Japanese Breakthrough Makes Wind Power Cheaper Than Nuclear - ricksta
http://wakeup-world.com/2012/01/19/japanese-breakthrough-makes-wind-power-cheaper-than-nuclear/

======
orangecat
_One downside often cited by advocates of coal and gas power is that wind
turbines require a lot more maintenance than a typical coal or gas power
plant. But in a lagging economy this might just be wind power’s biggest upside
— it will create lots and lots of permanent jobs, sparking a new cycle of
economic growth in America._

And if that doesn't work, we can just break a bunch of windows and hire people
to fix them.

------
jdwhit2
South Australia has one of the highest wind penetrations in the world, they
recently had a peak of 60% electricity being supplied by the wind.
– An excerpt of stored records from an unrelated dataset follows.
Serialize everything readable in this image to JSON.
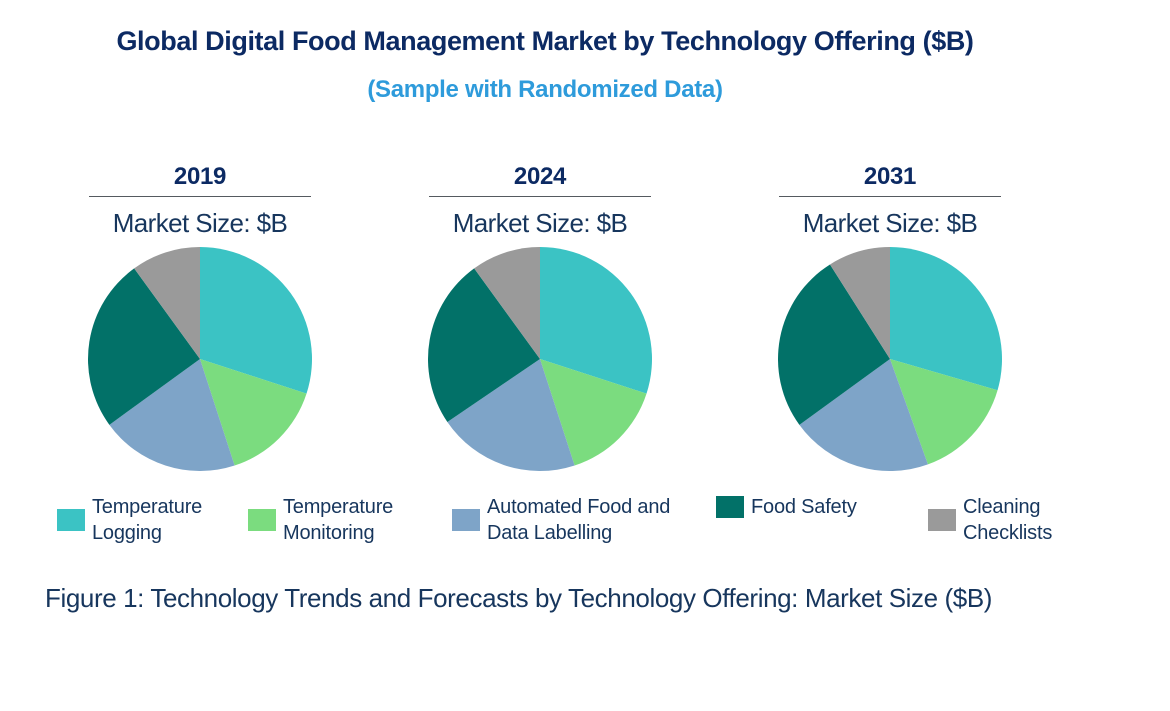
{
  "page": {
    "title": "Global Digital Food Management Market by Technology Offering ($B)",
    "subtitle": "(Sample with Randomized Data)",
    "caption": "Figure 1: Technology Trends and Forecasts by Technology Offering: Market Size ($B)"
  },
  "colors": {
    "title_navy": "#0C2A63",
    "text_navy": "#17365D",
    "subtitle_blue": "#2E9BDB",
    "underline_gray": "#555A60",
    "background": "#FFFFFF"
  },
  "chart_data": {
    "type": "pie",
    "title": "Global Digital Food Management Market by Technology Offering ($B)",
    "subtitle": "(Sample with Randomized Data)",
    "unit": "percent share of market size (slices unlabeled; shares estimated from slice angles, $B values not printed)",
    "categories": [
      "Temperature Logging",
      "Temperature Monitoring",
      "Automated Food and Data Labelling",
      "Food Safety",
      "Cleaning Checklists"
    ],
    "colors": [
      "#3BC3C4",
      "#7BDC7F",
      "#7EA4C8",
      "#027168",
      "#9A9A9A"
    ],
    "start_angle_deg": 0,
    "direction": "clockwise",
    "legend_position": "bottom",
    "charts": [
      {
        "year": "2019",
        "axis_label": "Market Size: $B",
        "values": [
          30,
          15,
          20,
          25,
          10
        ]
      },
      {
        "year": "2024",
        "axis_label": "Market Size: $B",
        "values": [
          30,
          15,
          20.5,
          24.5,
          10
        ]
      },
      {
        "year": "2031",
        "axis_label": "Market Size: $B",
        "values": [
          29.5,
          15,
          20.5,
          26,
          9
        ]
      }
    ]
  },
  "legend": {
    "items": [
      {
        "label": "Temperature Logging",
        "color": "#3BC3C4"
      },
      {
        "label": "Temperature Monitoring",
        "color": "#7BDC7F"
      },
      {
        "label": "Automated Food and Data Labelling",
        "color": "#7EA4C8"
      },
      {
        "label": "Food Safety",
        "color": "#027168"
      },
      {
        "label": "Cleaning Checklists",
        "color": "#9A9A9A"
      }
    ]
  }
}
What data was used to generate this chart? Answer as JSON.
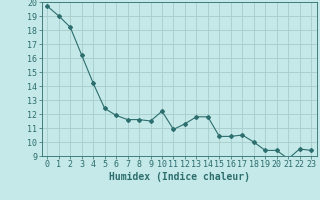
{
  "x": [
    0,
    1,
    2,
    3,
    4,
    5,
    6,
    7,
    8,
    9,
    10,
    11,
    12,
    13,
    14,
    15,
    16,
    17,
    18,
    19,
    20,
    21,
    22,
    23
  ],
  "y": [
    19.7,
    19.0,
    18.2,
    16.2,
    14.2,
    12.4,
    11.9,
    11.6,
    11.6,
    11.5,
    12.2,
    10.9,
    11.3,
    11.8,
    11.8,
    10.4,
    10.4,
    10.5,
    10.0,
    9.4,
    9.4,
    8.8,
    9.5,
    9.4
  ],
  "line_color": "#2d6e6e",
  "marker": "D",
  "marker_size": 2.0,
  "bg_color": "#c5e8e8",
  "grid_color": "#a8cccc",
  "xlabel": "Humidex (Indice chaleur)",
  "xlim": [
    -0.5,
    23.5
  ],
  "ylim": [
    9,
    20
  ],
  "yticks": [
    9,
    10,
    11,
    12,
    13,
    14,
    15,
    16,
    17,
    18,
    19,
    20
  ],
  "xticks": [
    0,
    1,
    2,
    3,
    4,
    5,
    6,
    7,
    8,
    9,
    10,
    11,
    12,
    13,
    14,
    15,
    16,
    17,
    18,
    19,
    20,
    21,
    22,
    23
  ],
  "tick_color": "#2d6e6e",
  "label_color": "#2d6e6e",
  "font_size": 6.0,
  "xlabel_fontsize": 7.0,
  "linewidth": 0.8
}
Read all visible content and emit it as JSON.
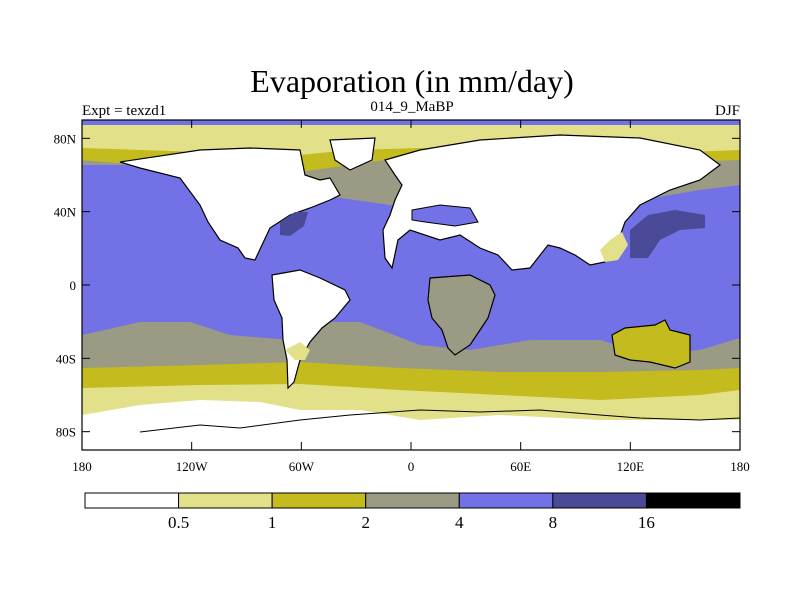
{
  "chart_data": {
    "type": "heatmap",
    "title": "Evaporation (in mm/day)",
    "left_label": "Expt = texzd1",
    "center_label": "014_9_MaBP",
    "right_label": "DJF",
    "x_range": [
      -180,
      180
    ],
    "y_range": [
      -90,
      90
    ],
    "x_ticks": [
      {
        "value": -180,
        "label": "180"
      },
      {
        "value": -120,
        "label": "120W"
      },
      {
        "value": -60,
        "label": "60W"
      },
      {
        "value": 0,
        "label": "0"
      },
      {
        "value": 60,
        "label": "60E"
      },
      {
        "value": 120,
        "label": "120E"
      },
      {
        "value": 180,
        "label": "180"
      }
    ],
    "y_ticks": [
      {
        "value": 80,
        "label": "80N"
      },
      {
        "value": 40,
        "label": "40N"
      },
      {
        "value": 0,
        "label": "0"
      },
      {
        "value": -40,
        "label": "40S"
      },
      {
        "value": -80,
        "label": "80S"
      }
    ],
    "colorbar": {
      "levels": [
        "0.5",
        "1",
        "2",
        "4",
        "8",
        "16"
      ],
      "colors": [
        "#ffffff",
        "#e3e08a",
        "#c4bb1e",
        "#9a9a85",
        "#7272e6",
        "#4a4a98",
        "#000000"
      ]
    }
  }
}
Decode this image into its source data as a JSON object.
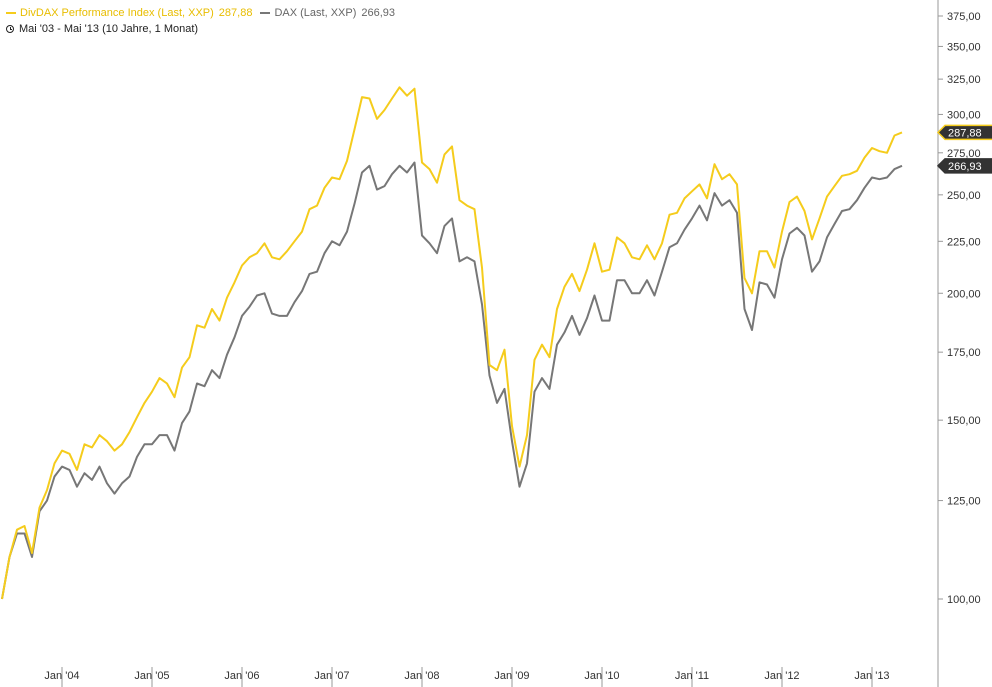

Though with the higher wind penetration levels wind farm operators in South
Australia are facing a problem with the current electricity market design.
When the wind blows, there is a surplus of electricity supply. The price for
electricity dives, sometimes to -$1000 / MWh. Yes that is correct, the price
goes below zero and consumers are paid to use electricity.

And conversely when the wind is not blowing, traditional fossil fuel power
stations are able to bid much higher prices without fear of competition.

An interesting challenge for electricity market designers to solve.